In a large dataset, I need to replace the territory names by their corresponding code.
Here below a small replicable example:
library(tidyverse)
library(stringr)
library(dplyr)
library(tidyr)
library(purrr)
library(stringi)
adrs_data <- data.frame (adress = c("6 Frien Street, Paris", "Toulouse, 7 Hospital street", "10 market avenue (Bordeaux)") )
dep_code <- data.frame (code = c("75", "31", "33"), names = c("Paris", "Toulouse", "Bordeaux"))

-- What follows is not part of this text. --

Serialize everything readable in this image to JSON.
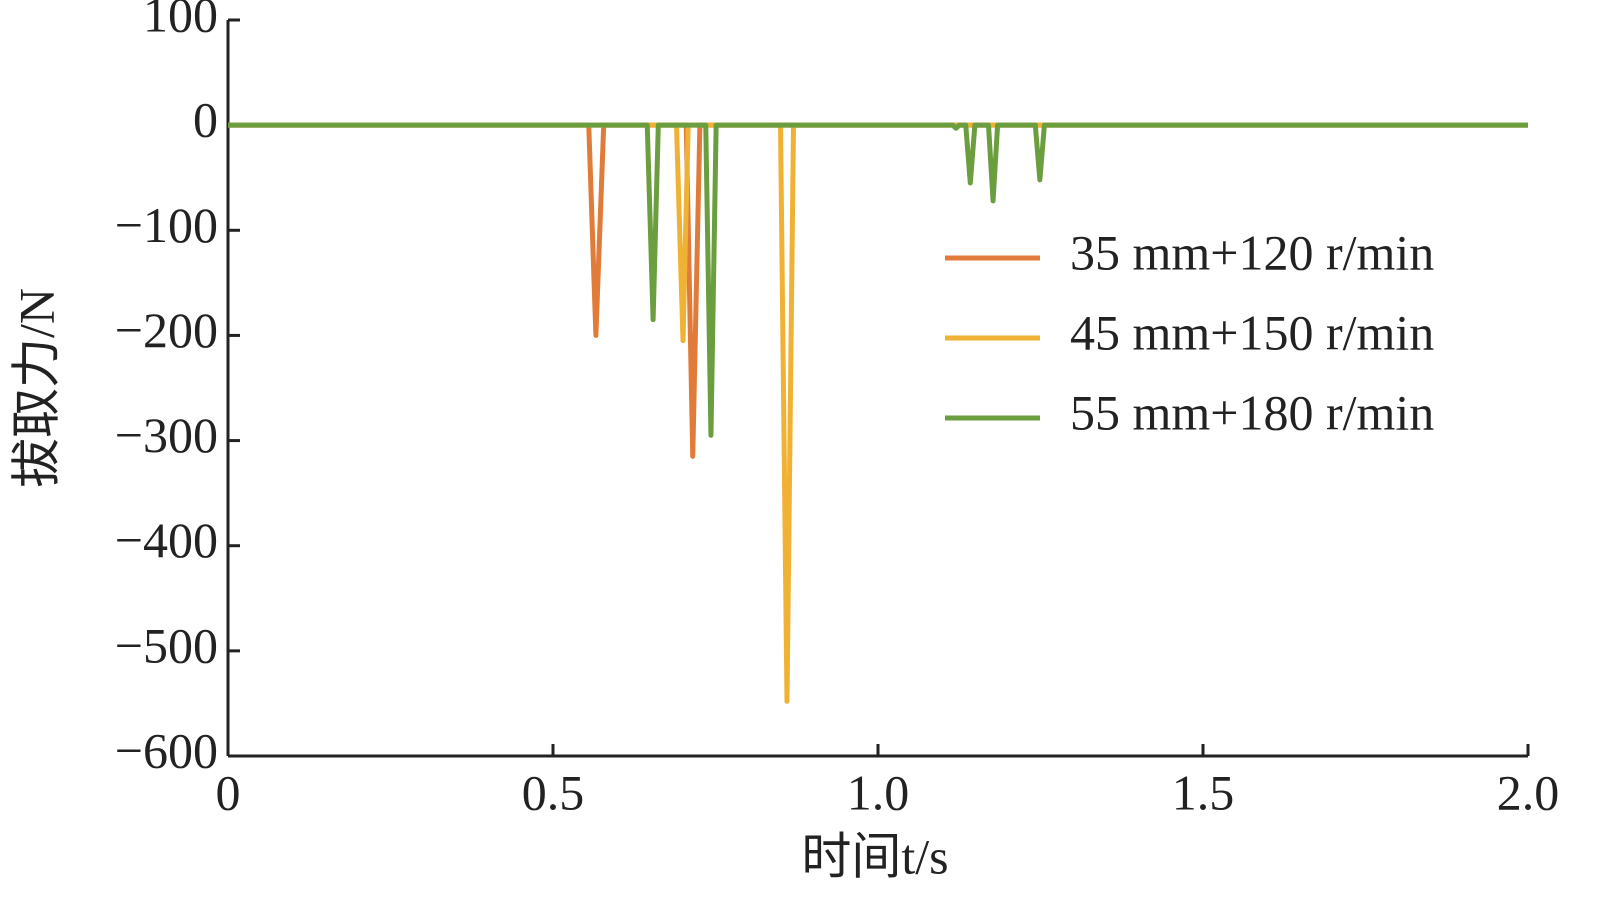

This is what I have tried:
d_search<-c(dep_code$names)
d_search <- paste(paste0(d_search[order(-nchar(d_search))]), collapse = "|")
c_search<-c(dep_code $code)
df<-adrs_data %>%
dplyr::mutate(c_adress = case_when(adress %in% d_search ~
str_replace_all(adress, d_search, c_search), TRUE ~ adress))

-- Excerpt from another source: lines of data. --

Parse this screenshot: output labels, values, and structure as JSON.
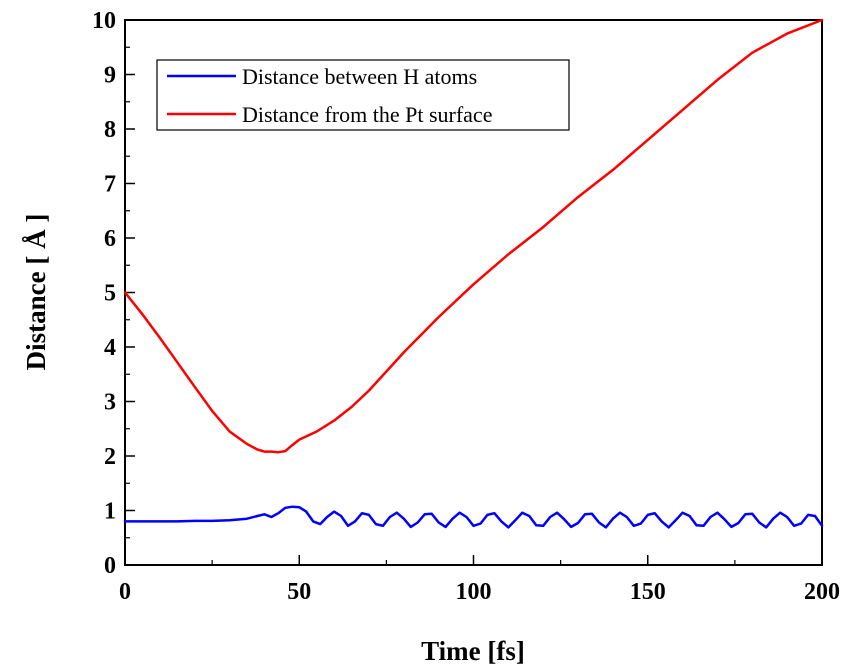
{
  "chart_data": {
    "type": "line",
    "xlabel": "Time [fs]",
    "ylabel": "Distance [ Å ]",
    "xlim": [
      0,
      200
    ],
    "ylim": [
      0,
      10
    ],
    "xticks": [
      0,
      50,
      100,
      150,
      200
    ],
    "yticks": [
      0,
      1,
      2,
      3,
      4,
      5,
      6,
      7,
      8,
      9,
      10
    ],
    "grid": false,
    "legend_position": "top-left",
    "series": [
      {
        "name": "Distance between H atoms",
        "color": "#0000ff",
        "x": [
          0,
          5,
          10,
          15,
          20,
          25,
          30,
          35,
          38,
          40,
          42,
          44,
          46,
          48,
          50,
          52,
          54,
          56,
          58,
          60,
          62,
          64,
          66,
          68,
          70,
          72,
          74,
          76,
          78,
          80,
          82,
          84,
          86,
          88,
          90,
          92,
          94,
          96,
          98,
          100,
          102,
          104,
          106,
          108,
          110,
          112,
          114,
          116,
          118,
          120,
          122,
          124,
          126,
          128,
          130,
          132,
          134,
          136,
          138,
          140,
          142,
          144,
          146,
          148,
          150,
          152,
          154,
          156,
          158,
          160,
          162,
          164,
          166,
          168,
          170,
          172,
          174,
          176,
          178,
          180,
          182,
          184,
          186,
          188,
          190,
          192,
          194,
          196,
          198,
          200
        ],
        "y": [
          0.8,
          0.8,
          0.8,
          0.8,
          0.81,
          0.81,
          0.82,
          0.85,
          0.9,
          0.93,
          0.88,
          0.95,
          1.05,
          1.07,
          1.06,
          0.98,
          0.8,
          0.75,
          0.88,
          0.98,
          0.9,
          0.72,
          0.8,
          0.95,
          0.92,
          0.75,
          0.72,
          0.88,
          0.96,
          0.85,
          0.7,
          0.78,
          0.93,
          0.94,
          0.78,
          0.7,
          0.85,
          0.96,
          0.88,
          0.72,
          0.76,
          0.92,
          0.95,
          0.8,
          0.69,
          0.82,
          0.96,
          0.9,
          0.73,
          0.72,
          0.88,
          0.96,
          0.84,
          0.7,
          0.77,
          0.93,
          0.94,
          0.78,
          0.69,
          0.85,
          0.96,
          0.88,
          0.72,
          0.76,
          0.92,
          0.95,
          0.8,
          0.69,
          0.82,
          0.96,
          0.9,
          0.73,
          0.72,
          0.88,
          0.96,
          0.84,
          0.7,
          0.77,
          0.93,
          0.94,
          0.78,
          0.69,
          0.85,
          0.96,
          0.88,
          0.72,
          0.76,
          0.92,
          0.9,
          0.72
        ]
      },
      {
        "name": "Distance from the Pt surface",
        "color": "#ff0000",
        "x": [
          0,
          5,
          10,
          15,
          20,
          25,
          30,
          35,
          38,
          40,
          42,
          44,
          46,
          48,
          50,
          55,
          60,
          65,
          70,
          80,
          90,
          100,
          110,
          120,
          130,
          140,
          150,
          160,
          170,
          180,
          190,
          200
        ],
        "y": [
          5.0,
          4.6,
          4.17,
          3.72,
          3.27,
          2.83,
          2.45,
          2.22,
          2.12,
          2.08,
          2.08,
          2.07,
          2.09,
          2.2,
          2.3,
          2.45,
          2.65,
          2.9,
          3.2,
          3.9,
          4.55,
          5.15,
          5.7,
          6.2,
          6.75,
          7.25,
          7.8,
          8.35,
          8.9,
          9.4,
          9.75,
          10.0
        ]
      }
    ]
  }
}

But it does not produce the wanted output which is:
df <- data.frame (adress = c("6 Frien Street, 75", "31, 7 Hospital street", "10 market avenue (33)")
Thank you for your help, Best regards
CodePudding user response:
After merging both data frames, you can use pmap
to replace the pattern for each row:
library(dplyr)
library(stringr)
library(purrr)
library(fuzzyjoin)
fuzzy_left_join(adrs_data, dep_code, match_fun = str_detect,
by = c("adress" = "names")) %>%
mutate(adress = pmap(., ~ str_replace(..1, ..3, ..2)))
# adress code names
# 1 6 Frien Street, 75 75 Paris
# 2 31, 7 Hospital street 31 Toulouse
# 3 10 market avenue (33) 33 Bordeaux
CodePudding user response:
This also works and removes parenthesis:
I added one more entry to adrs_data
adrs_data <- data.frame (adress = c("6 Frien Street, Paris", "Toulouse, 7 Hospital street", "10 market avenue (Bordeaux)", "9 Test Street, Paris") )

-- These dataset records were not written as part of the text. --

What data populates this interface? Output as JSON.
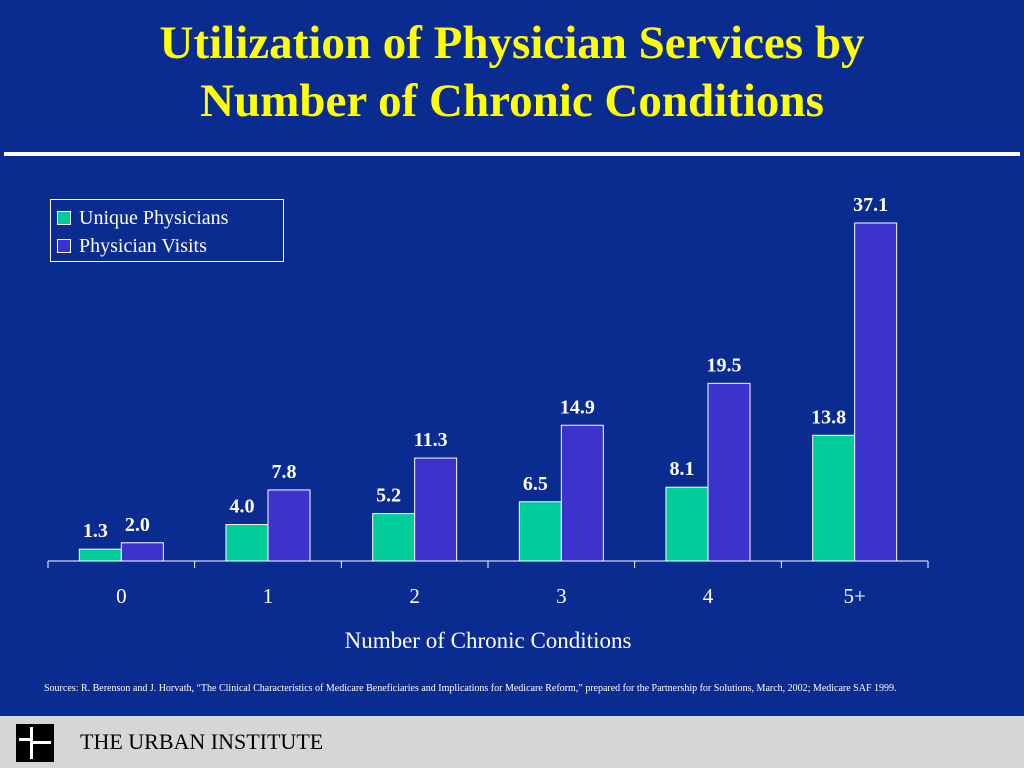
{
  "slide": {
    "title_line1": "Utilization of Physician Services by",
    "title_line2": "Number of Chronic Conditions",
    "sources": "Sources:  R. Berenson and J. Horvath, “The Clinical Characteristics of Medicare Beneficiaries and Implications for Medicare Reform,” prepared for the Partnership for Solutions, March, 2002; Medicare SAF 1999.",
    "footer": "THE URBAN INSTITUTE"
  },
  "colors": {
    "background": "#0a2b8f",
    "title": "#ffff00",
    "unique_physicians": "#00cc99",
    "physician_visits": "#3b33cc"
  },
  "chart_data": {
    "type": "bar",
    "title": "",
    "xlabel": "Number of Chronic Conditions",
    "ylabel": "",
    "categories": [
      "0",
      "1",
      "2",
      "3",
      "4",
      "5+"
    ],
    "series": [
      {
        "name": "Unique Physicians",
        "values": [
          1.3,
          4.0,
          5.2,
          6.5,
          8.1,
          13.8
        ],
        "labels": [
          "1.3",
          "4.0",
          "5.2",
          "6.5",
          "8.1",
          "13.8"
        ]
      },
      {
        "name": "Physician Visits",
        "values": [
          2.0,
          7.8,
          11.3,
          14.9,
          19.5,
          37.1
        ],
        "labels": [
          "2.0",
          "7.8",
          "11.3",
          "14.9",
          "19.5",
          "37.1"
        ]
      }
    ],
    "ylim": [
      0,
      37.1
    ],
    "grid": false,
    "legend": "top-left"
  }
}
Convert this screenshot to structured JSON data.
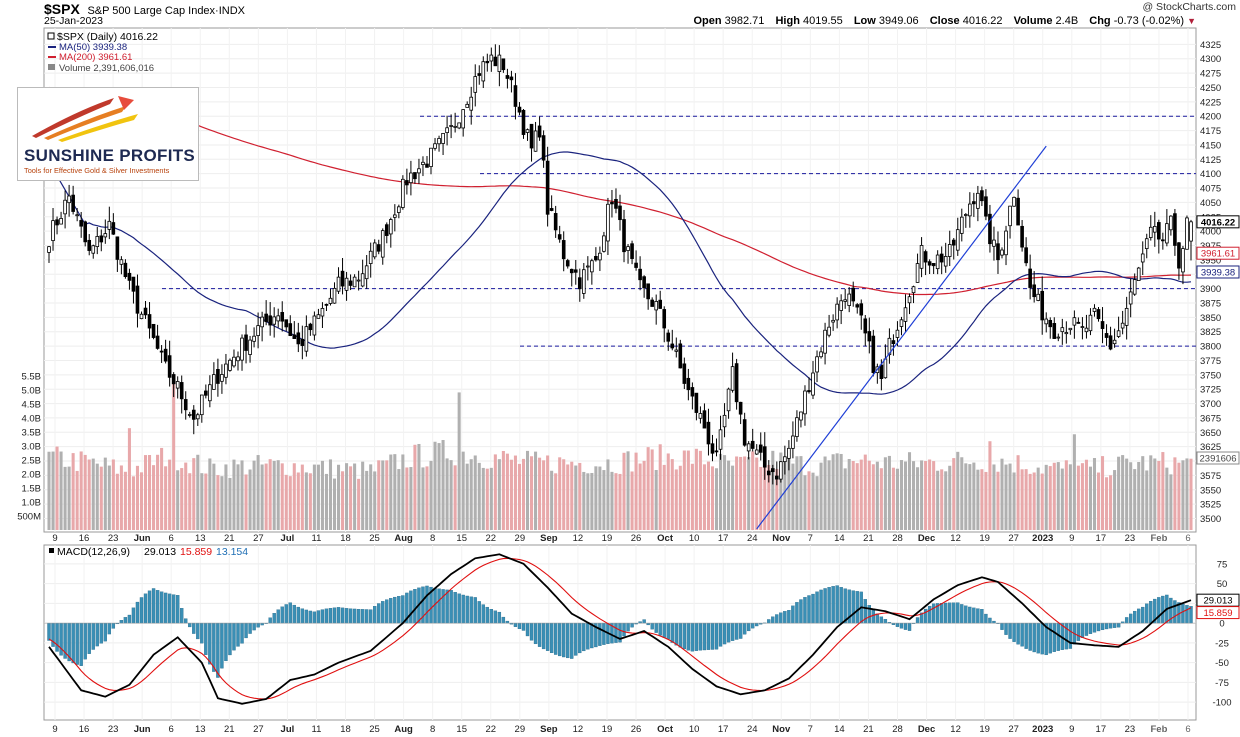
{
  "header": {
    "symbol": "$SPX",
    "name": "S&P 500 Large Cap Index·INDX",
    "date": "25-Jan-2023",
    "copyright": "@ StockCharts.com",
    "quote": {
      "open_label": "Open",
      "open": "3982.71",
      "high_label": "High",
      "high": "4019.55",
      "low_label": "Low",
      "low": "3949.06",
      "close_label": "Close",
      "close": "4016.22",
      "volume_label": "Volume",
      "volume": "2.4B",
      "chg_label": "Chg",
      "chg": "-0.73 (-0.02%)"
    }
  },
  "legend": {
    "price": "$SPX (Daily) 4016.22",
    "ma50": "MA(50) 3939.38",
    "ma200": "MA(200) 3961.61",
    "volume": "Volume 2,391,606,016"
  },
  "logo": {
    "name": "SUNSHINE PROFITS",
    "tagline": "Tools for Effective Gold & Silver Investments"
  },
  "macd_legend": {
    "label": "MACD(12,26,9)",
    "macd": "29.013",
    "signal": "15.859",
    "hist": "13.154"
  },
  "colors": {
    "ma50": "#1a237e",
    "ma200": "#d02030",
    "up_volume": "#b0b0b0",
    "down_volume": "#e8a8aa",
    "macd_line": "#000000",
    "signal_line": "#e01010",
    "histogram": "#3a8fb5",
    "trendline": "#1f3fd6",
    "hline": "#1a1a9e",
    "current_price_tag": "#000000"
  },
  "chart_data": [
    {
      "type": "candlestick",
      "title": "$SPX (Daily)",
      "ylim": [
        3480,
        4350
      ],
      "y_ticks": [
        3500,
        3525,
        3550,
        3575,
        3600,
        3625,
        3650,
        3675,
        3700,
        3725,
        3750,
        3775,
        3800,
        3825,
        3850,
        3875,
        3900,
        3925,
        3950,
        3975,
        4000,
        4025,
        4050,
        4075,
        4100,
        4125,
        4150,
        4175,
        4200,
        4225,
        4250,
        4275,
        4300,
        4325
      ],
      "volume_ticks": [
        "500M",
        "1.0B",
        "1.5B",
        "2.0B",
        "2.5B",
        "3.0B",
        "3.5B",
        "4.0B",
        "4.5B",
        "5.0B",
        "5.5B"
      ],
      "x_tick_labels": [
        "9",
        "16",
        "23",
        "Jun",
        "6",
        "13",
        "21",
        "27",
        "Jul",
        "11",
        "18",
        "25",
        "Aug",
        "8",
        "15",
        "22",
        "29",
        "Sep",
        "12",
        "19",
        "26",
        "Oct",
        "10",
        "17",
        "24",
        "Nov",
        "7",
        "14",
        "21",
        "28",
        "Dec",
        "12",
        "19",
        "27",
        "2023",
        "9",
        "17",
        "23",
        "Feb",
        "6"
      ],
      "anchors": [
        [
          0,
          3990
        ],
        [
          5,
          4060
        ],
        [
          10,
          3960
        ],
        [
          15,
          4010
        ],
        [
          20,
          3900
        ],
        [
          26,
          3810
        ],
        [
          29,
          3760
        ],
        [
          31,
          3740
        ],
        [
          36,
          3675
        ],
        [
          42,
          3750
        ],
        [
          48,
          3800
        ],
        [
          52,
          3830
        ],
        [
          57,
          3860
        ],
        [
          62,
          3800
        ],
        [
          67,
          3850
        ],
        [
          72,
          3905
        ],
        [
          77,
          3920
        ],
        [
          83,
          3990
        ],
        [
          89,
          4090
        ],
        [
          95,
          4130
        ],
        [
          100,
          4175
        ],
        [
          105,
          4250
        ],
        [
          107,
          4280
        ],
        [
          110,
          4300
        ],
        [
          113,
          4290
        ],
        [
          116,
          4230
        ],
        [
          120,
          4140
        ],
        [
          122,
          4180
        ],
        [
          124,
          4040
        ],
        [
          128,
          3960
        ],
        [
          132,
          3915
        ],
        [
          136,
          3950
        ],
        [
          140,
          4060
        ],
        [
          143,
          3980
        ],
        [
          147,
          3900
        ],
        [
          151,
          3870
        ],
        [
          155,
          3800
        ],
        [
          159,
          3720
        ],
        [
          163,
          3660
        ],
        [
          166,
          3600
        ],
        [
          170,
          3750
        ],
        [
          173,
          3640
        ],
        [
          176,
          3610
        ],
        [
          178,
          3590
        ],
        [
          181,
          3580
        ],
        [
          184,
          3620
        ],
        [
          187,
          3690
        ],
        [
          190,
          3760
        ],
        [
          194,
          3840
        ],
        [
          198,
          3895
        ],
        [
          202,
          3840
        ],
        [
          205,
          3770
        ],
        [
          207,
          3740
        ],
        [
          209,
          3800
        ],
        [
          213,
          3880
        ],
        [
          217,
          3960
        ],
        [
          220,
          3950
        ],
        [
          224,
          3960
        ],
        [
          227,
          4015
        ],
        [
          229,
          4050
        ],
        [
          231,
          4075
        ],
        [
          233,
          4010
        ],
        [
          236,
          3950
        ],
        [
          240,
          4070
        ],
        [
          242,
          3980
        ],
        [
          244,
          3900
        ],
        [
          247,
          3860
        ],
        [
          250,
          3830
        ],
        [
          254,
          3840
        ],
        [
          257,
          3825
        ],
        [
          260,
          3850
        ],
        [
          264,
          3800
        ],
        [
          267,
          3840
        ],
        [
          270,
          3910
        ],
        [
          274,
          3995
        ],
        [
          277,
          3985
        ],
        [
          279,
          4010
        ],
        [
          281,
          3950
        ],
        [
          282,
          3975
        ],
        [
          283,
          4010
        ],
        [
          284,
          4016.22
        ]
      ],
      "volume_profile_billions": [
        [
          0,
          2.6
        ],
        [
          10,
          2.4
        ],
        [
          20,
          2.1
        ],
        [
          30,
          2.7
        ],
        [
          40,
          2.2
        ],
        [
          50,
          2.3
        ],
        [
          60,
          2.3
        ],
        [
          70,
          2.2
        ],
        [
          80,
          2.1
        ],
        [
          90,
          2.6
        ],
        [
          100,
          2.8
        ],
        [
          110,
          2.6
        ],
        [
          120,
          2.4
        ],
        [
          130,
          2.4
        ],
        [
          140,
          2.4
        ],
        [
          150,
          2.6
        ],
        [
          160,
          2.6
        ],
        [
          170,
          2.3
        ],
        [
          180,
          2.5
        ],
        [
          190,
          2.3
        ],
        [
          200,
          2.5
        ],
        [
          210,
          2.4
        ],
        [
          220,
          2.4
        ],
        [
          230,
          2.5
        ],
        [
          240,
          2.4
        ],
        [
          250,
          2.2
        ],
        [
          260,
          2.2
        ],
        [
          270,
          2.4
        ],
        [
          284,
          2.39
        ]
      ],
      "series": [
        {
          "name": "MA(50)",
          "last": 3939.38
        },
        {
          "name": "MA(200)",
          "last": 3961.61
        }
      ],
      "horizontal_levels": [
        4200,
        4100,
        3900,
        3800
      ],
      "current_price": 4016.22
    },
    {
      "type": "line",
      "title": "MACD(12,26,9)",
      "ylim": [
        -120,
        95
      ],
      "y_ticks": [
        75,
        50,
        25,
        0,
        -25,
        -50,
        -75,
        -100
      ],
      "series": [
        {
          "name": "MACD",
          "last": 29.013,
          "keypoints": [
            [
              0,
              -30
            ],
            [
              8,
              -85
            ],
            [
              14,
              -93
            ],
            [
              20,
              -78
            ],
            [
              26,
              -40
            ],
            [
              32,
              -18
            ],
            [
              38,
              -50
            ],
            [
              42,
              -95
            ],
            [
              48,
              -102
            ],
            [
              54,
              -96
            ],
            [
              60,
              -72
            ],
            [
              66,
              -65
            ],
            [
              72,
              -50
            ],
            [
              80,
              -35
            ],
            [
              88,
              0
            ],
            [
              94,
              35
            ],
            [
              100,
              62
            ],
            [
              106,
              82
            ],
            [
              112,
              87
            ],
            [
              118,
              75
            ],
            [
              124,
              45
            ],
            [
              130,
              12
            ],
            [
              136,
              -5
            ],
            [
              142,
              -20
            ],
            [
              148,
              -10
            ],
            [
              154,
              -30
            ],
            [
              160,
              -58
            ],
            [
              166,
              -80
            ],
            [
              172,
              -90
            ],
            [
              178,
              -85
            ],
            [
              184,
              -70
            ],
            [
              190,
              -40
            ],
            [
              196,
              -5
            ],
            [
              202,
              20
            ],
            [
              208,
              15
            ],
            [
              214,
              5
            ],
            [
              220,
              30
            ],
            [
              226,
              48
            ],
            [
              232,
              58
            ],
            [
              236,
              52
            ],
            [
              242,
              25
            ],
            [
              248,
              -5
            ],
            [
              254,
              -25
            ],
            [
              260,
              -28
            ],
            [
              266,
              -30
            ],
            [
              272,
              -10
            ],
            [
              278,
              18
            ],
            [
              284,
              29.013
            ]
          ]
        },
        {
          "name": "Signal",
          "last": 15.859
        },
        {
          "name": "Histogram",
          "last": 13.154
        }
      ]
    }
  ]
}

dep_code <- data.frame (code = c("75", "31", "33"), names = c("Paris", "Toulouse", "Bordeaux"))
sapply(seq(nrow(adrs_data)), \(i){
adrs_data[i,] %>%
str_replace_all(dep_code$names, dep_code$code) %>%
.[.!= adrs_data[i,]] %>%
sub(pattern = "\\(", replacement = "", x = .) %>%
sub(pattern = "\\)", replacement = "", x = .)
})
[,1]
[1,] "6 Frien Street, 75"
[2,] "31, 7 Hospital street"
[3,] "10 market avenue 33"
[4,] "9 Test Street, 75"
For very short data this even provides decent speed.
Unit: milliseconds
min lq mean median uq max neval
1.508001 1.671950 2.481109 1.823151 2.534501 11.9309 100 # lapply
58.665500 67.577851 85.267257 76.948251 89.716950 231.3375 100 # fuzzy
Would be interesting to compare with @Maël's solution for a big data set. I assume the larger the data the slower the lapply solution.